The manner of the results, however, ought to irritate a manager, even one – in public, anyway – who is as mild-mannered and measured as Howe. There were two types of missed opportunity: at the Etihad Stadium because City were exhausted, three days after the Super Cup, and at St James’ Park because Liverpool were a man down for an hour, a goal behind for almost as long. In each case, a hard-running Newcastle team failed to make a physical advantage count. They were too timid in Manchester, registering a lone shot on target. They were twice inches from a second goal against Liverpool but still lost their way in the second half; a difficulty breaking down a deep, disciplined 4-4-1 formation prompted the thought that Newcastle may regret missing out on James Maddison, the kind of creator they do not possess.

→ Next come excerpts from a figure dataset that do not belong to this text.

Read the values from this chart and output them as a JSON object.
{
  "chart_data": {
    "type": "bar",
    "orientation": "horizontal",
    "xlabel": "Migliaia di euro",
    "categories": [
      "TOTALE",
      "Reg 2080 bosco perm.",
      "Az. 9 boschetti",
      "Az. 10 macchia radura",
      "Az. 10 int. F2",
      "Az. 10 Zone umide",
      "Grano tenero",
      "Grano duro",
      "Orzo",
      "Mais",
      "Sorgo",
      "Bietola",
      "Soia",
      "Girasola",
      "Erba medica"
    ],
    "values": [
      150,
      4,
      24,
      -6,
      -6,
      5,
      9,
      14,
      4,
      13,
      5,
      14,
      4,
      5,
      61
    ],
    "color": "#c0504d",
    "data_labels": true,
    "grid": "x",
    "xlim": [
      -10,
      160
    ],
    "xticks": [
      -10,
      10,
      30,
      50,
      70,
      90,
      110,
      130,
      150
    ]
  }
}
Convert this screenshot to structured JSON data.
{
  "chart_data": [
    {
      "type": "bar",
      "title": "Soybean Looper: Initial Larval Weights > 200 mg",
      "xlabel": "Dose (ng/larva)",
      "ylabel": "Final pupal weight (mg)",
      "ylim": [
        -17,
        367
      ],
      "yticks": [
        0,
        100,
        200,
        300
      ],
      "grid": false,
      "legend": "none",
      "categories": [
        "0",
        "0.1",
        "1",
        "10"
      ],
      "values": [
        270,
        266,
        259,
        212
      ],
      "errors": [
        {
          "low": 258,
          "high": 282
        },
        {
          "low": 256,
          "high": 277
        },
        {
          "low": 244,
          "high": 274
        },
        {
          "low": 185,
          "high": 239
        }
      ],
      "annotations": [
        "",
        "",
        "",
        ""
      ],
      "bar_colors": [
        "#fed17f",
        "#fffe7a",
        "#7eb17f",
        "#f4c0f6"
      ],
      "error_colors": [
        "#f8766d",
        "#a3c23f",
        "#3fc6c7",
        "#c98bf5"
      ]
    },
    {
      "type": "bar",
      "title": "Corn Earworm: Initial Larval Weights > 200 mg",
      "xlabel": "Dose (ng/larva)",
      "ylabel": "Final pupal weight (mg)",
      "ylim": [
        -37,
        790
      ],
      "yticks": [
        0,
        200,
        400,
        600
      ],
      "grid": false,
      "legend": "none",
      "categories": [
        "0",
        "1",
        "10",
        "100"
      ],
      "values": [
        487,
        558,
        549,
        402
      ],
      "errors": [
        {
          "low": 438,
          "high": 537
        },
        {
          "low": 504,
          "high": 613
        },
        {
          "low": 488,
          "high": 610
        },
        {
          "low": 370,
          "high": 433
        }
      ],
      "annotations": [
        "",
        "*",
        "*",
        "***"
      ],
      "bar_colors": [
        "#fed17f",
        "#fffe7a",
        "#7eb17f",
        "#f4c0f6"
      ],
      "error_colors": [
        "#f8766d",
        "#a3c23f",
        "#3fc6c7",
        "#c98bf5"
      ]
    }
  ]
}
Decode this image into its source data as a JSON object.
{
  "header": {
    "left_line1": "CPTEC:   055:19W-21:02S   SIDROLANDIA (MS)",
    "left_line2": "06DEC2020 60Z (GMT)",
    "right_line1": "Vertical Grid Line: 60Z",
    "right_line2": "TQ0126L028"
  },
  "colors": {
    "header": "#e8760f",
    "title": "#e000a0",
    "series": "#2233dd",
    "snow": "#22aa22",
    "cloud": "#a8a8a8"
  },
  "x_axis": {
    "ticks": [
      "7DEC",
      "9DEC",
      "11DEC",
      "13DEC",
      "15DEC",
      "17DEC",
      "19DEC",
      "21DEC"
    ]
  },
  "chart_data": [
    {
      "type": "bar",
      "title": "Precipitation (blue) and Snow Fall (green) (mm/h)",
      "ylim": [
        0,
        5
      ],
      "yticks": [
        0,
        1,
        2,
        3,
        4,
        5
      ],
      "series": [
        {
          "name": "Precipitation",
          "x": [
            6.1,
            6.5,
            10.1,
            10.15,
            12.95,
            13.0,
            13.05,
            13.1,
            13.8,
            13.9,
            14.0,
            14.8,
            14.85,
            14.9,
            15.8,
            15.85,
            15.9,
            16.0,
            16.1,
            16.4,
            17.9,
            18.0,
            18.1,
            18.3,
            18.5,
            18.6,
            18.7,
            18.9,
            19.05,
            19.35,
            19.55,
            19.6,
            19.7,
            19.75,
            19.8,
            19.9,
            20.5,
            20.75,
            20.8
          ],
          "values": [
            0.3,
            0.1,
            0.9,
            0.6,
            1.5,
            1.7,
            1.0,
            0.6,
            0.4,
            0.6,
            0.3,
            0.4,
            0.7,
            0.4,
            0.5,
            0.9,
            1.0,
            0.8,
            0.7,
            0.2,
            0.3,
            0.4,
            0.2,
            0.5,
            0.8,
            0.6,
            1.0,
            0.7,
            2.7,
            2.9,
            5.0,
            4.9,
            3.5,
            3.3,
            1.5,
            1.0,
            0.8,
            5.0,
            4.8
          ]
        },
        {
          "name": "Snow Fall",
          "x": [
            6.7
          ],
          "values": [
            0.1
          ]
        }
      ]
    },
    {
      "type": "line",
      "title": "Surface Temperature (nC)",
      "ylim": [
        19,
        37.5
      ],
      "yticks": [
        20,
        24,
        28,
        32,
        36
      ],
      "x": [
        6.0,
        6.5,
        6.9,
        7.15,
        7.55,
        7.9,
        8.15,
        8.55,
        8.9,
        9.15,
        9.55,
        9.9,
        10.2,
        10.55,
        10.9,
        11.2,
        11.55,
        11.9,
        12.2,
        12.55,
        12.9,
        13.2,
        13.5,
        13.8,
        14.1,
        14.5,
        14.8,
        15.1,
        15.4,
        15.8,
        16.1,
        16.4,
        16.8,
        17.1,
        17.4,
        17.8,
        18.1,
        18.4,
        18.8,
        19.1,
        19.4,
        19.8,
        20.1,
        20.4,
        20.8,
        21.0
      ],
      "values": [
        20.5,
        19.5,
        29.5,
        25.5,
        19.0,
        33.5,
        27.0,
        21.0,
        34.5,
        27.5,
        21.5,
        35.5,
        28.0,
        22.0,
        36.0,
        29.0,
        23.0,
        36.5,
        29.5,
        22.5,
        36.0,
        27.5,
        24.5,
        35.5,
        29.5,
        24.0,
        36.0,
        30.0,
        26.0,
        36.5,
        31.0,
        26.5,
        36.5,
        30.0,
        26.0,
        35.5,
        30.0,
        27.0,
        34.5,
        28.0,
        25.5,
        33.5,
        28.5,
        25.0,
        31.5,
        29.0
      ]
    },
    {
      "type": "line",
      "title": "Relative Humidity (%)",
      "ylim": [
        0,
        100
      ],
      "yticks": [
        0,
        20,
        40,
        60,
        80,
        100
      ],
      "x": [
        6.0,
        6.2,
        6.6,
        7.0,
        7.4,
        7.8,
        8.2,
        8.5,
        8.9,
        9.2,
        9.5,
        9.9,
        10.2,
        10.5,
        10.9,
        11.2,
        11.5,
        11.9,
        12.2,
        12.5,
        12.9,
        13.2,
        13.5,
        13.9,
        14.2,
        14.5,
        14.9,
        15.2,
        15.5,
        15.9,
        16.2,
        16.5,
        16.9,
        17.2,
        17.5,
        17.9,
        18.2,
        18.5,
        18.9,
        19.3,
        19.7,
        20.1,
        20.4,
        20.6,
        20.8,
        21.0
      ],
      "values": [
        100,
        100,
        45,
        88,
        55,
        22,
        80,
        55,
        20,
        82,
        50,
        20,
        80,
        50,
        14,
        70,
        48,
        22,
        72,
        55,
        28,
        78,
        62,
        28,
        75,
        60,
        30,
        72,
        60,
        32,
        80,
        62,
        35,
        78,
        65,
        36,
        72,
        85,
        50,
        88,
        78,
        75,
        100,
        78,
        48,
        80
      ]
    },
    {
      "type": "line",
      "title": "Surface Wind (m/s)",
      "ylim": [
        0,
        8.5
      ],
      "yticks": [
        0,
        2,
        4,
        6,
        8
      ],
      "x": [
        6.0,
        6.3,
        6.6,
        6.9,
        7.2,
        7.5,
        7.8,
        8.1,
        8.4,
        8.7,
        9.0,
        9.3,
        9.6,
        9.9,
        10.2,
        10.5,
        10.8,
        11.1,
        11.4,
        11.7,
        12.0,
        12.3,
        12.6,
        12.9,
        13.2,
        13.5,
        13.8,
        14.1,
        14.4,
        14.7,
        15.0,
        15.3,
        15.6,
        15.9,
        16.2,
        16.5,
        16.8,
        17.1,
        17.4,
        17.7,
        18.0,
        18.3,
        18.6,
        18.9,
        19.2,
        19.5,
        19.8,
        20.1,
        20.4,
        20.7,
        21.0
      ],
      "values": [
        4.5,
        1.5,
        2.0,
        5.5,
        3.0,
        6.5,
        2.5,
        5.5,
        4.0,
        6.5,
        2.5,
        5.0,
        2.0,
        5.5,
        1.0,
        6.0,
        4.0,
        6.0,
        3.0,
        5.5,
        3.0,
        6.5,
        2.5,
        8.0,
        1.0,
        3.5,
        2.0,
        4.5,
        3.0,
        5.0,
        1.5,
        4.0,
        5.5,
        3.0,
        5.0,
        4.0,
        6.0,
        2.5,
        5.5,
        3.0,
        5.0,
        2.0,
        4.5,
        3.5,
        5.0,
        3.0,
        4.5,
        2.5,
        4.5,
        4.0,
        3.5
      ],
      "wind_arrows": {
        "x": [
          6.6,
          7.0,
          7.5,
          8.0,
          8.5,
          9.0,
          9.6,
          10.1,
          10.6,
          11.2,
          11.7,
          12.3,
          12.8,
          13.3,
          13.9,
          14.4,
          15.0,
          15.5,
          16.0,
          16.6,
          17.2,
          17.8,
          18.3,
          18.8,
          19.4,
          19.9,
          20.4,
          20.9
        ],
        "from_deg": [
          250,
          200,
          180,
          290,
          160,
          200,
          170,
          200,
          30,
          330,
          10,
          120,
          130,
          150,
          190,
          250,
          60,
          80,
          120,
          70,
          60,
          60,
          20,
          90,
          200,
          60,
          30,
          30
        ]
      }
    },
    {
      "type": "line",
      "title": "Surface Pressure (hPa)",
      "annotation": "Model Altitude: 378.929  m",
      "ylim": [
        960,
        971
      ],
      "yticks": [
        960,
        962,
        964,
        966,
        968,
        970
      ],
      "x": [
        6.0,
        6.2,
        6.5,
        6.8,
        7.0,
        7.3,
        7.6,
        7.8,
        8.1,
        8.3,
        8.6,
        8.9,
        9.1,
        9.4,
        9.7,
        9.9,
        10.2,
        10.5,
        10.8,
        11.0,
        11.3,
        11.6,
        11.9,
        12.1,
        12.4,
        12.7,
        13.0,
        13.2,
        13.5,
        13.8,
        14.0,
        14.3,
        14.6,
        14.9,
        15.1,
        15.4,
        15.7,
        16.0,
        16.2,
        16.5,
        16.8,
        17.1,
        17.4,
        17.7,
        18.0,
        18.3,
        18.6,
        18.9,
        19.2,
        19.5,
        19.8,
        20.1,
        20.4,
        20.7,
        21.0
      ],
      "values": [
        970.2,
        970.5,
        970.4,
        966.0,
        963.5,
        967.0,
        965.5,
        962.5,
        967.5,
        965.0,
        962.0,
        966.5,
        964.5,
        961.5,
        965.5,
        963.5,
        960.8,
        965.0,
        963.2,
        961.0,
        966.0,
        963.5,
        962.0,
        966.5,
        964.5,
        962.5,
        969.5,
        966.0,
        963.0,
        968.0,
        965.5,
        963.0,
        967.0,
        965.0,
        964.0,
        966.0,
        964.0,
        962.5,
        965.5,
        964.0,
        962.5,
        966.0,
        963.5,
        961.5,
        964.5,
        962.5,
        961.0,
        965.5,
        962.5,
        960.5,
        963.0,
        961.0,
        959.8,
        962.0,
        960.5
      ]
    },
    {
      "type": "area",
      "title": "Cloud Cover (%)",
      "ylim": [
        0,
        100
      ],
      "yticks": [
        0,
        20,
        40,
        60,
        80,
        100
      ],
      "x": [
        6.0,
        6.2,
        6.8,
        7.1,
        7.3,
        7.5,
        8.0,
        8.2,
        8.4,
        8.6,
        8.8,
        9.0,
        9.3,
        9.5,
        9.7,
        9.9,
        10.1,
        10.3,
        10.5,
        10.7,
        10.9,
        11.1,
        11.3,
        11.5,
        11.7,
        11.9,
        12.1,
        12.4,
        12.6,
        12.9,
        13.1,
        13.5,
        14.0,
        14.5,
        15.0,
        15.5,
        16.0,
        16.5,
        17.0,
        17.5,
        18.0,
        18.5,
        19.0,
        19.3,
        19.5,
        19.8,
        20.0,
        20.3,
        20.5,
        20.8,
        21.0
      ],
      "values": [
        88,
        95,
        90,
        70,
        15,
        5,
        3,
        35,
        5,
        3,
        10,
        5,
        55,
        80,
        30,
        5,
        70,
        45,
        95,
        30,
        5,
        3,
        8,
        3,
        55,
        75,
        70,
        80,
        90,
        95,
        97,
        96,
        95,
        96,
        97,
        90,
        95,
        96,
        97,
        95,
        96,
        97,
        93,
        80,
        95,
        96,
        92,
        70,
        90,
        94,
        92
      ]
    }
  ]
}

Howe’s blueprint worked spectacularly well last season. The amendment to it this year seems simply to entail more of the same. And yet that created an issue itself. In all three games so far, Anthony Gordon has come off for Harvey Barnes. It speaks to a strategy, to exhaust right-backs with one high-speed runner and then replace him with another. It worked perfectly against Villa, with Barnes coming off the bench to score and assist. It was necessitated at City, with Gordon on the brink of a red card when he went off. Arguably, though, it backfired against Liverpool: Gordon was the game’s outstanding player and Trent Alexander-Arnold presumably relieved to see his fellow Scouser depart. Gordon and Barnes may have a job-share, but it doesn’t mean they have to share the minutes every match. As Klopp’s changes made Liverpool better, Howe’s made Newcastle worse.

Eddie Howe gestures on the touchline during the defeat
— (Action Images via Reuters)

It highlights a wider issue: Newcastle needed more players, now possess greater strength in depth and Howe has to rotate more. But he also needs to know when not to change: nor did Newcastle benefit from removing Joelinton and Sandro Tonali on Sunday. Meanwhile, Bruno Guimaraes, who has been below par at the start of the campaign, stayed on and gave the ball away for Darwin Nunez’s winner. If substitutions for the sake of it scarcely worked, Newcastle face the challenge of keeping the same chemistry from different combinations of players, particularly when the Champions League starts.

And if Newcastle seemed to have covered most bases in their summer recruitment drive, the one gap appeared to be at centre-back, where there was a lack of quality alternatives to Fabian Schar and Sven Botman. And then the Dutchman limped off against Liverpool.

No team conceded fewer Premier League goals last year than Newcastle, yet it will be hard to be as frugal with a combination of Schar and either Dan Burn or Jamaal Lascelles; indeed, perhaps Burn could have done better for Nunez’s decider. Their defensive additions this summer have been youthful full-backs, in Lewis Hall and Tino Livramento. Now a club with only two clean sheets in 23 games must determine whether, and if they can afford, to pursue a central defender now.

All of which brings a shift in feel after the euphoria the evisceration of Villa generated. Newcastle’s recent failings have come within the context of vast, swift improvement: too unambitious against City, not streetwise enough against Liverpool, not seizing the moment in either game. They can note the precedent from last season, when they were condemned to defeat in injury-time by Liverpool and responded with a 17-game unbeaten run. They have a better pool of players now but they may need better decisions, on and off the pitch, than those taken in the last two matches.